Он кивнул в его сторону двум рослым дюжим холопам, стоявшим у дверей.
— Пощупайте-ка молодца.
Холопы, поняв приказ, решительно подошли к Пауку. Тот, внезапно утратив свой смиренный вид, сжал кулаки и приготовился к защите. Отвратительное лицо его стало страшным от злобы. Весь мгновенно изогнувшийся, с резко выпятившимся сзади горбом, он походил на какое-то уродливое хищное животное. Холопы протянули уже руки. Тогда Паук выхватил из голенища сапога длинный острый нож, словно кошка, стремительно отскочил к большому широкому двойному окну и быстрым взглядом смерил расстояние до земли.
Приказные повскакали со своих мест.
— Хватай! — пронзительно и властно крикнул воевода.
Холопы кинулись. В воздухе, царапнув лицо одного холопа, мелькнул нож. Брызнула кровь. Раненый холоп, рассвирепев от боли и злости, мощно, точно железными клещами, обхватил туловище горбуна в то время, как другой ловким ударом сбил его с ног. Началась бешеная свалка. Из сеней прибежали еще двое холопов.
— Раздевай его, ищи! — приказал воевода.
Подобие страннической рясы, разорванное в клочья, было сдернуто с Паука. Обезоруженный и окруженный холопами, он поднялся с пола. Страшно уродливый, с грязным, давно не мытым телом, с несоразмерно длинными руками, он был безобразен. На широкоплечей сутулой спине возвышался огромный костлявый горб, а на груди, привешенный к шейному гайтану, болтался какой-то сверток, обернутый в онучу. Один из холопов по знаку Дамиана Евсеевича сорвал его и подал воеводе. Тот быстро развернул его: в нем были пропавшие грамоты.
Паук повалился в ноги воеводе и, судорожно обхватив их, стал колотиться головой об пол.
— Милостивец, помилуй! — визгливо завопил он. — Бес попутал. Не вели казнить.
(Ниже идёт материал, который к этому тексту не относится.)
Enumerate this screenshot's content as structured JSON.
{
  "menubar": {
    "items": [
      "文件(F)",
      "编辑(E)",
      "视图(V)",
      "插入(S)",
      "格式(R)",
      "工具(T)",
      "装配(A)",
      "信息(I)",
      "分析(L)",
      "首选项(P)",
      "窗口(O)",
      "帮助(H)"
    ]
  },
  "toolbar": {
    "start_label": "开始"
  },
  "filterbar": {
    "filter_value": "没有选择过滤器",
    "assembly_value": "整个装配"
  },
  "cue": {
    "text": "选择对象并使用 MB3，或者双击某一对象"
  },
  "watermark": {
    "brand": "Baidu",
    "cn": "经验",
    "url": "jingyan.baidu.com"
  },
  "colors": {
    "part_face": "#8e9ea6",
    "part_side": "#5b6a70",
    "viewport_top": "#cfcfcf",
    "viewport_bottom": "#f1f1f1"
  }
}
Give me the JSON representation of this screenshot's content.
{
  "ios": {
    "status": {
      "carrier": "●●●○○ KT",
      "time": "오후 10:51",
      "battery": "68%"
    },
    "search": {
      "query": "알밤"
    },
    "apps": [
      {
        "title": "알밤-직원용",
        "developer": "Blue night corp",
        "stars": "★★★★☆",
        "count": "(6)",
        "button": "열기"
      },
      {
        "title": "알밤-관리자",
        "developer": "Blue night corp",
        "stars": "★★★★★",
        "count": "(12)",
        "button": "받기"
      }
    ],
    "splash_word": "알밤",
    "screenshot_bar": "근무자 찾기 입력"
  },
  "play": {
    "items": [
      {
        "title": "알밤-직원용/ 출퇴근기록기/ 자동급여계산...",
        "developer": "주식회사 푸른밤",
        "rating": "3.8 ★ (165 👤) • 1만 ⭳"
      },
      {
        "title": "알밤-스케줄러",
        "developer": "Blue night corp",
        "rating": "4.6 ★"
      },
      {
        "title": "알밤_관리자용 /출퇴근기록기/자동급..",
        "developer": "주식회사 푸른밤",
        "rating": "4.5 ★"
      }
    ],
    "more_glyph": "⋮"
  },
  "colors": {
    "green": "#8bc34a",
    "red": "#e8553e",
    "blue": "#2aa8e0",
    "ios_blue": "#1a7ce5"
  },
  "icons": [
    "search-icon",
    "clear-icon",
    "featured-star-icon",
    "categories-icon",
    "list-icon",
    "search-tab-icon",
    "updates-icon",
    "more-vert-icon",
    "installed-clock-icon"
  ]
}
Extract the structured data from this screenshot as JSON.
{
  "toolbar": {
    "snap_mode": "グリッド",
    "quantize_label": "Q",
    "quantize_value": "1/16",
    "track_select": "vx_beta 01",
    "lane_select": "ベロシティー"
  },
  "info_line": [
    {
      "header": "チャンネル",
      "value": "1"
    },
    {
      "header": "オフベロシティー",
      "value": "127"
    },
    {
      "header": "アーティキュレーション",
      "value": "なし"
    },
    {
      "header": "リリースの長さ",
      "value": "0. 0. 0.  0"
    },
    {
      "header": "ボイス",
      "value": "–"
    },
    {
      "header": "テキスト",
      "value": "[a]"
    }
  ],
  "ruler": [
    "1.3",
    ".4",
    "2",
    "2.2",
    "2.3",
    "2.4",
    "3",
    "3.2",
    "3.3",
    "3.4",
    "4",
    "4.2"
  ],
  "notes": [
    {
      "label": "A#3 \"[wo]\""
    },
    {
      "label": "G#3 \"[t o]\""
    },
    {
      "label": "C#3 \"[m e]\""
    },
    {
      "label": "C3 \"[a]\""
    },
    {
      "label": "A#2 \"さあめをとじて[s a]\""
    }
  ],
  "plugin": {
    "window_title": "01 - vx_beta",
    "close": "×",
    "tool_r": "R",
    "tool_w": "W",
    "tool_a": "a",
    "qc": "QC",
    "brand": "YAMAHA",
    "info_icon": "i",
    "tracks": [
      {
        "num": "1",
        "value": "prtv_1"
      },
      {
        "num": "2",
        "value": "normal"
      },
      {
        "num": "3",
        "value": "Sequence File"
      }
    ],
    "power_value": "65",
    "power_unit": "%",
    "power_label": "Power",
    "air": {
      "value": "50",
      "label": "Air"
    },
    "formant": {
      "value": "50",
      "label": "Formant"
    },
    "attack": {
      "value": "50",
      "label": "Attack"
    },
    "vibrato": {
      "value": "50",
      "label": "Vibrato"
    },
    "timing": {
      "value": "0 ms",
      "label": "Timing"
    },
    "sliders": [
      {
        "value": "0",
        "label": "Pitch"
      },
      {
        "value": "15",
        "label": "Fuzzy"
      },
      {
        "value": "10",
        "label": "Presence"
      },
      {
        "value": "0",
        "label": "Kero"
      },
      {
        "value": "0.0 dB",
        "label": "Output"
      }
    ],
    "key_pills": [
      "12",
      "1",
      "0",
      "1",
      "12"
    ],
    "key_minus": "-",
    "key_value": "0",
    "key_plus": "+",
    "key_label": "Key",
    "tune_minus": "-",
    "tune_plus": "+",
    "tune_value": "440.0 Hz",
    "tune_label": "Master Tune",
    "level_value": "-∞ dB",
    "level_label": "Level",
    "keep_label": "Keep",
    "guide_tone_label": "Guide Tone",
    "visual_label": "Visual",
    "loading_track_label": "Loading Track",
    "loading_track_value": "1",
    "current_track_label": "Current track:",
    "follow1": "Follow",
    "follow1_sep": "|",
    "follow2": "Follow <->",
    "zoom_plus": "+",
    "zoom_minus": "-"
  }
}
Отслужу верной службой!
Зрелище было отвратительное.
— Служба твоя, пес негодный, мне не нужна, — гневно сквозь зубы процедил воевода, — а миловать тебя я не волен: долг мне велит выдать тебя с головой боярину Роща-Сабурову. Посчитаться с ним авось кое-чем найдется у тебя. Наперед же я и сам уж с тобой посчитаюсь. А покуда — в подклеть его на съезжую.
Холопы подхватили судорожно вопившего горбуна и выволокли его из горницы, а затем через сени — за дверь. Там Паук завопил еще яростней — лютый мороз, будто огнем, ожег его обнаженное уродливое тело. Вскоре, однако, крики смолкли: он был водворен в подклет на съезжую.
В свертке помимо грамот оказался узелок с завязанными в него деньгами. Воевода развязал его.
— Нищей братии раздай, — протянул он деньги Дамиану Евсеевичу. — Немного холопам удели за работу, лихо справились. Ну, а теперь за дело. Довольно потешились.
Снова изогнулись спины приказных и дружно заскрипели перья. Прерванная работа пошла полным ходом, и лишь куча тряпок возле окна, сорванных во время схватки с Паука, напоминала о случившемся.